Following a meal of snail stew made of snails collected locally, a 66 year old man and a 43 year old woman developed symptoms of the abdomen and symptoms related to the heart. They went to the hospital after 12 hours with symptoms suggestive of digoxin ingestion as follows: nausea, vomiting, diarrhea and “heart related symptoms.”
The man had an abnormal EKG. Both of the subjects had elevated digoxin levels. The digoxin levels had gone down by the second day and the patients were well by the third day. Some of the snails were collected and tested and found to have quite high levels of digoxin activity.
The snails were found to contain oleandrin and oleandrigenin. These chemicals are found in the leaves and flowers of Nerium oleander plants. Oleander is widely planted as an ornamental bush in Italian climates. These plants contain many cardiac glycoside chemicals which are insecticidal, cardiotonic (increase heart muscle contraction strength) and anti-cancer.
Foxglove (Digitalis purpurea) contains some of the same chemicals and grew in the couple’s garden, also.
CONCLUSION: The presumed cause of the couple’s digoxin toxicity was eating snails which may have fed on oleander plants containing cardiac glycosides. The same symptoms can result from eating the oleander leaves.

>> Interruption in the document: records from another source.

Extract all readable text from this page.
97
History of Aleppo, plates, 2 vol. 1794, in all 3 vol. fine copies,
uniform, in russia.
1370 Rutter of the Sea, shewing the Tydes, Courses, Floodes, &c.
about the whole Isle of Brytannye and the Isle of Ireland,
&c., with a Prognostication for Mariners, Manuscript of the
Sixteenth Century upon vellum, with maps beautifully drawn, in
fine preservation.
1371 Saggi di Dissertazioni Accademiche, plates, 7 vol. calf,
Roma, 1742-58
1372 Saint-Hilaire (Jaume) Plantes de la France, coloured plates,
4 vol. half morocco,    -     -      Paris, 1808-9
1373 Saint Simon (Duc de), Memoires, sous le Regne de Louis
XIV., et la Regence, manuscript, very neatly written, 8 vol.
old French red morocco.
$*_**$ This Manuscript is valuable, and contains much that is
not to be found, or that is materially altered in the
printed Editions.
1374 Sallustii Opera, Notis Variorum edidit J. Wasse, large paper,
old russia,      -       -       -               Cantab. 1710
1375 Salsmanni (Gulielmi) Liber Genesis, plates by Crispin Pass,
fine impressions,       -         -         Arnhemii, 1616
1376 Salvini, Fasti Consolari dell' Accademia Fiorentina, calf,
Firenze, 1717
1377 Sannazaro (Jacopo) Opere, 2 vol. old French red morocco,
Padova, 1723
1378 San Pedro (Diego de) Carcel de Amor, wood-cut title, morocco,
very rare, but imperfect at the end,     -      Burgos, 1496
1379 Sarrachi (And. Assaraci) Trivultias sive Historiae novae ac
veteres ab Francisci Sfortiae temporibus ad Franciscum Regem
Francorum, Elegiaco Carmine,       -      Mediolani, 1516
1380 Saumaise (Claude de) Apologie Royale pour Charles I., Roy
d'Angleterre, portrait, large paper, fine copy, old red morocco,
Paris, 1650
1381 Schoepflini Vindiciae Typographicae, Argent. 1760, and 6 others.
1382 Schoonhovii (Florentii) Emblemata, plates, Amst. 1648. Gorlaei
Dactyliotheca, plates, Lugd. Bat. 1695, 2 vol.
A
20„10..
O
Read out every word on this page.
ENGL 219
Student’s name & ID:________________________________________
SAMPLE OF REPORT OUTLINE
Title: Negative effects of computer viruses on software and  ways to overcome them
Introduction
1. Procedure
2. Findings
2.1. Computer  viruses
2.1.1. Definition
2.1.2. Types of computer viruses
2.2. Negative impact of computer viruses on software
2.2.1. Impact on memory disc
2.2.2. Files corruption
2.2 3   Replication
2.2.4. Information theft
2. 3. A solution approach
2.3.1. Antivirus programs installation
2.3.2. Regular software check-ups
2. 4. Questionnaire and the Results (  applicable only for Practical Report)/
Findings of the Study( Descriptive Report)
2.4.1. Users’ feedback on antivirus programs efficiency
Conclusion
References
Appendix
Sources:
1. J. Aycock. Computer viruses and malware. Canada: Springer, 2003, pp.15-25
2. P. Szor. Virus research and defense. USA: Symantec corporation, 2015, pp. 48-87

NOTE: Chemicals with cardiac glycoside activity can cause heart symptoms and appear as digoxin activity on blood testing. This is especially true in people with a low serum potassium level. Some plants with cardiac glycoside activity include the following: bacopa (Bacopa monniera or Bacopa monnieri,) white bryony (Bryonia alba,) greater celandine (Chelidonium majus,) myrrh (Commiphora molmol,) English hawthorne (Crataegus spp.,) eleuthero (Eleutherococcus senticosus,) ginkgo (Ginkgo biloba,) American ginseng (Panax quinquefolius,) parsley (Petroselimun crispus) and Chinese rhubarb (Rheum palmatum.)